A Short Review of Spong’s Jesus for the Non-Religious

JesusForTheNonreligiousJohn Shelby Spong is a retired Episcopal bishop and the author of Jesus for the Non-Religious, an attempt to make the Christian faith relevant to a new generation. Despite identifying as a Christian, Spong is quite explicit that he rejects nearly all historic Christian beliefs, including -but not limited to- the existence of a supernatural God. His motivation for writing this book is to create a new Christianity that will “set the stage for the emergence of a new burst of Christian energy and power that has not been seen for hundreds of years” (p. xiii).

Pros:
– Spong’s understanding of the connection between the Old Testament and the life of Jesus is excellent. Unfortunately, on the basis of this connection, he rejects most of the life of Jesus as fictional.
– Spong’s reason for rejecting traditional Christian beliefs is refreshingly honest: he understands them and detests them. ‘Detest’ is not an unfairly pejorative word. “I do not… believe in a deity who does miracles – nor do I even want such a God” (p. 54); “The death of theism is greatly to be desired,” (p. 237); the traditional Christian God is a “divine child abuser.

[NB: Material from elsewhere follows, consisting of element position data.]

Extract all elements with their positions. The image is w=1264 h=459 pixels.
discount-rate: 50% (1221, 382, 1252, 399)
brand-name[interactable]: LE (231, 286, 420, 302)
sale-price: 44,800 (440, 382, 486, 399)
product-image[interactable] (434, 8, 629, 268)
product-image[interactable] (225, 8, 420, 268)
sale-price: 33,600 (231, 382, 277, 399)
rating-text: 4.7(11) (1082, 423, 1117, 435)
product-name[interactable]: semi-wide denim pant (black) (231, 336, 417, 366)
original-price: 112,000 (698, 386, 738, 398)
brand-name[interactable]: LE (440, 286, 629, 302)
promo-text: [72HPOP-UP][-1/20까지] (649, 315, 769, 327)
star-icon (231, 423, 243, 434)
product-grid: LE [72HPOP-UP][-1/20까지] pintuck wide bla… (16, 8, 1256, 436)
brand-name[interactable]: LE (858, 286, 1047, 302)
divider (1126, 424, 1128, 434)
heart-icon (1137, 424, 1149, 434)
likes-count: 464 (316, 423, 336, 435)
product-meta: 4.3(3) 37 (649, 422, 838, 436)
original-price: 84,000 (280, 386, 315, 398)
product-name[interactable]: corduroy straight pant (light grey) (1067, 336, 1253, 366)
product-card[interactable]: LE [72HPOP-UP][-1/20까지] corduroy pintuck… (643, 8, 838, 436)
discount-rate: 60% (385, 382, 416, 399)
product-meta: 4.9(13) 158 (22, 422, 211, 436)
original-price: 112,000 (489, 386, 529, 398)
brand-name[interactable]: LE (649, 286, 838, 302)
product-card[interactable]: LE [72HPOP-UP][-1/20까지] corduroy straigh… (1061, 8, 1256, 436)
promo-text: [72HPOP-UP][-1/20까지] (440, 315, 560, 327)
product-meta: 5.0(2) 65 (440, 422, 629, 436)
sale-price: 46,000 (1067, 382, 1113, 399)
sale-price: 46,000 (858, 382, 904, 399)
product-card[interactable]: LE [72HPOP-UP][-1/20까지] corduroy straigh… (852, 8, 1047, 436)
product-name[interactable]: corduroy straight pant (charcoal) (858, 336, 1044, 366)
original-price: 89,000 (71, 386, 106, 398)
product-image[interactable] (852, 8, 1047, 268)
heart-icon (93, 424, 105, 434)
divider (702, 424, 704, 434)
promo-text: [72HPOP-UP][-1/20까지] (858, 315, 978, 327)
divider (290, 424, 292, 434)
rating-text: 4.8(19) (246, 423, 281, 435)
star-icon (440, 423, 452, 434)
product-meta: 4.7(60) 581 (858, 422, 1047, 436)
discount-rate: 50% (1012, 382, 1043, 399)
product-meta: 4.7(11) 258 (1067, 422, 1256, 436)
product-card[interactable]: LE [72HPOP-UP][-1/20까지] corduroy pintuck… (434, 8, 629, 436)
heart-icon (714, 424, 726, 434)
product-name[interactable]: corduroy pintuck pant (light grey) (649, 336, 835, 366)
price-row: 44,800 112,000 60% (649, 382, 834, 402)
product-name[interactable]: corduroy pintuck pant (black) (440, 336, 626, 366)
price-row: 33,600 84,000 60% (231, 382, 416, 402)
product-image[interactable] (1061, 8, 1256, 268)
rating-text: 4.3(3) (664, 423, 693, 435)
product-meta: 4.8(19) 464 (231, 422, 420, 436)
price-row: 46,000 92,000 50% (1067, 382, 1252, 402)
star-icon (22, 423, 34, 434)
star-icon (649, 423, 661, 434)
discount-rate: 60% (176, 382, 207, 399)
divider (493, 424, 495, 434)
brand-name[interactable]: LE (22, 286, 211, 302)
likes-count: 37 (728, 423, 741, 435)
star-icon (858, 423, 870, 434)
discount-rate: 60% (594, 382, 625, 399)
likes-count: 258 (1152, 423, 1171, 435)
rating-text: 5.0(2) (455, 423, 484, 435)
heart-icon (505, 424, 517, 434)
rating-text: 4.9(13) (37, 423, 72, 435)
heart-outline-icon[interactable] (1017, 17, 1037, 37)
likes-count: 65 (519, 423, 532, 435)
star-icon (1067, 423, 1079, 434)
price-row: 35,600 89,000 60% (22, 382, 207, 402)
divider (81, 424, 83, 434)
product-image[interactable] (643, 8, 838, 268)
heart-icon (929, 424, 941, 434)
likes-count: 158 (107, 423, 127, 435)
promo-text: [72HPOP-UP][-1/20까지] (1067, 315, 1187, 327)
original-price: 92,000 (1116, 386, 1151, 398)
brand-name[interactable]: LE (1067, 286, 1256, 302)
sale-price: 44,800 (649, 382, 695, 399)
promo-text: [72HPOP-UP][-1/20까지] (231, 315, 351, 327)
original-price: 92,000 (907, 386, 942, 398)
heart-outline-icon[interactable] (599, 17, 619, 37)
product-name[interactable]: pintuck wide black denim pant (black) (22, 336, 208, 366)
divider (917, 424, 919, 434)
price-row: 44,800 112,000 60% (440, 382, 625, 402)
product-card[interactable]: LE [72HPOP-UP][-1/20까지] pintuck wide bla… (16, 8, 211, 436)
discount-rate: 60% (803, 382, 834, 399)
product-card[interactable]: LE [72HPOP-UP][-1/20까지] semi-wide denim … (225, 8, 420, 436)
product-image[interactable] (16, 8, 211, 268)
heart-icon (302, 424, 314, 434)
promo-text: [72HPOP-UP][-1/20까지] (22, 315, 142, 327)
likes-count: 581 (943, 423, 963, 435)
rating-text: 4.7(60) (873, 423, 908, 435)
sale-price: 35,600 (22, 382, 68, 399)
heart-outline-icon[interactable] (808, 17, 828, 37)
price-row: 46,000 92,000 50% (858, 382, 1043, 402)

We should rejoice in the death of such a deity” (p. 238); etc… etc…
– Surprisingly, Spong recognizes the implications of the disciples’ post-Resurrection transformation and their shift to Sunday worship as “powerful data, which scream that something of great significance happened after the crucifixion of Jesus” (p. 121).

Cons:
– There is little attempt at rational argumentation in the book. Spong simply makes pronouncements about ‘what all scholars know,’ even though his conclusions would make the most skeptical scholars queasy. For example, he questions whether Jesus had twelve disciples, whether he was betrayed, whether his mother’s name was Mary, etc…
– On the other hand, when particular stories in the gospels suit his purpose, Spong will adopt them without much commentary. Amazingly, he takes John’s gospel (considered to be the least historically reliable by the very critics he appeals to earlier in the book) to best capture the “portrait of Jesus that [he is] seeking to describe” (p. 263).
– Despite criticizing traditional Christian beliefs as “literal nonsense” and “theological gobbledygook” (p. 8), Spong’s book is filled with vague phrases like “the Jesus experience”, “Christ meaning”, “Jesus lived out the meaning of God”, or “God is a life force.”
– Perhaps the weightiest criticism of all is that, despite Spong’s insistence that he is a “committed Christian” (p. 67) who refers to “the Jesus I call Lord” (p. 264), his vision for the Christian faith flies directly in the face of almost everything Jesus taught. To pick the most glaring example, Spong never wrestles with the fact that Jesus was a devout Jew who worshiped, prayed to, and trusted in the supernatural, miracle-working, divine Creator and Judge that Spong finds so utterly repugnant. How is it that Jesus can be the “fullness of God and humanity” (p. 67), and yet be so completely and wrongly devoted to a wicked, barbaric, tribal deity? Spong doesn’t say.

Summary:

This book was bad. The content was poor. The tone managed to be caustic and sanctimonious at the same time. And the book’s spine creaked incessantly. Don’t read it.